With a price tag of $3.5 million, Blacktail Mountain Ski Area is up for sale.
Steve Spencer, the ski area’s longtime general manager and one for the four partners who owns the business, said Tuesday that the owners decided to put it up for sale about a month ago after 19 years operating in the Salish Mountains just west of Lakeside.
“The owners are all getting a little long in the tooth, I guess,” Spencer told the Inter Lake. “We just thought we’d start looking for an exit plan, and hopefully we’ll find someone that will make the improvements to take it to the next level.”
Spencer and his partners began operations at Blacktail in 1998, after securing the only special-use permit for a ski area on Forest Service land in 20 years. The land itself is owned by the federal government, while the business owns the improvements, including the lodge, maintenance shop and other buildings, a terrain park, two double-chair lifts, a triple lift and a rope tow.
It’s not the first time the ski area has been on the market. The owners briefly listed Blacktail in 2002, but Spencer said they didn’t receive any worthy offers for the then-four-year-old business.
Since then, he said it has turned a profit in most years, and is coming off a banner season in which Northwest Montana boasted some of the best snow in the country.
“We had a good year. The prior two years we were down a little bit, because we didn’t have adequate snow and the whole Northwest didn’t have as many powder days as we normally do,” Spencer said. “There’s obviously been a few tough years. Starting up, you’ve got a big capital investment and big loans to pay off, but we’re past that now.”
Gary Danczyk, a staff officer with the Flathead National Forest, said his office has also received inquiries from interested buyers. If the ski area and its special-use permit is sold, the buyer will have to prove they have the financial ability and expertise to continue operations before the permit is transferred.
“There’s been some significant interest already, and we’re kind of excited about that,” Danczyk said in an interview Tuesday. “Obviously it’s a very technical operation. They’ve got to operate the lifts safely, [maintain] a ski patrol and food service and in general they’ve got to insure that they’ve got a business model that allows them to be secure.”
He said that review process would likely take several weeks to a month, and they would aim to make a determination on a new 40-year permit before the 2017-18 ski season starts.
SPENCER AND his partners first began exploring the idea of a ski area along Flathead Lake’s West Shore in 1995.
“I thought there was a need for a local ski area,” said Spencer, who had previously worked at Whitefish Mountain Resort, back when it was still Big Mountain. “I saw a lot of people dropping out of skiing because it was changing. At the time, it was not going to be a real-estate project, it was going to be a regional ski area that made its living on skiing, not on real estate and other things.”

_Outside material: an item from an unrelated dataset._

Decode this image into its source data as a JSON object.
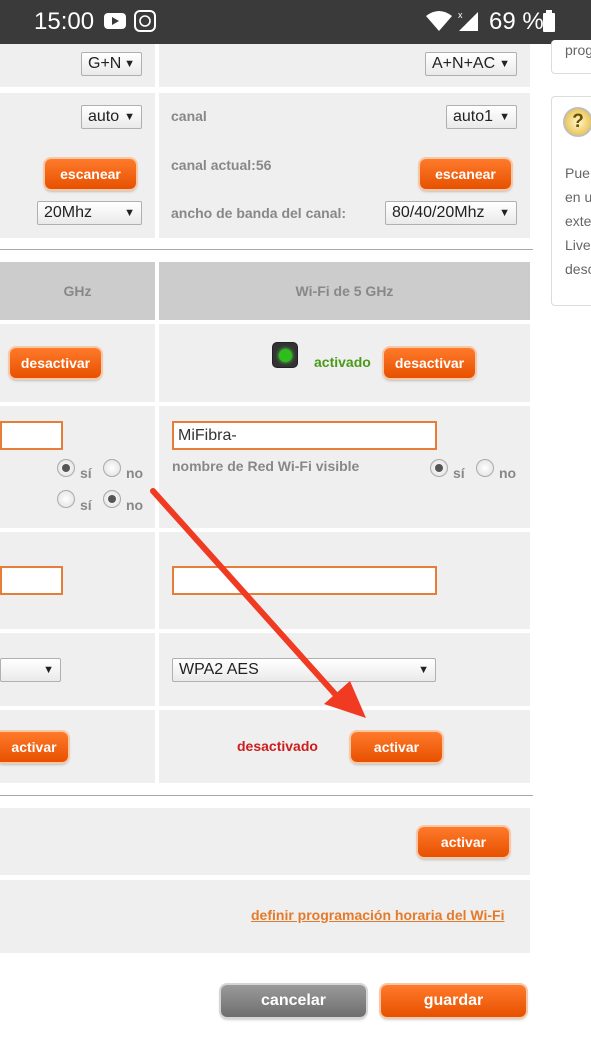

Just getting the permit was a big deal, Spencer said. The 40-year special-use permit was the first granted for a ski area on federal forest land since Beaver Creek was approved in Colorado in 1978, and remains the only such permit secured since.
The proposed location — in the middle of the Flathead Forest’s “Island Unit,” surrounded mostly by private land and already boasting a dirt road extending to the mountain-top radio tower — helped avoid much of the federal red tape that has tangled up other similar proposals.
“You could have tried to put one over on the Swan, and it would have been dead on arrival, with endangered species and sensitive land issues,” Spencer said.
Over the years, the ski area expanded to its current size of 1,000 acres and 1,440 feet of elevation, with major projects including the addition of gladed runs and newer chair lifts.
Relative to the major resort overlooking the valley from Whitefish, Blacktail is still a small, community-based ski hill. The winter season averages about 40,000 skier days, according to the Flathead Forest, as opposed to the roughly 300,000 that typically hit the slopes at Whitefish Mountain Resort each year.
In February, the ski hill got what Spencer calls a “game changer,” with Flathead County and the Flathead National Forest securing funding and permits to pave the winding, gravel road the rest of the way to the ski area boundary. Spencer said the at-times rough road has been a barrier to business, especially in the summertime, when the operations largely shut down despite the mountain’s panoramic views that include Flathead Lake, the Swan and Mission mountain ranges and Glacier National Park.
“You could have lots of opportunities in the summer, with all the people that are around the lake in the summertime,” he said. “Just driving to the top in the summer would be a huge amenity to the west lakeshore.”
Spencer said that wasn’t a major factor in the decision to sell, and he stressed that at this point he and his partners are “just putting feelers out there” to gauge the level of interest.
“We’ve actually gotten a fair amount of interest,” he said. But, he added, “If we don’t sell it, we don’t sell it. We’ll keep operating it.”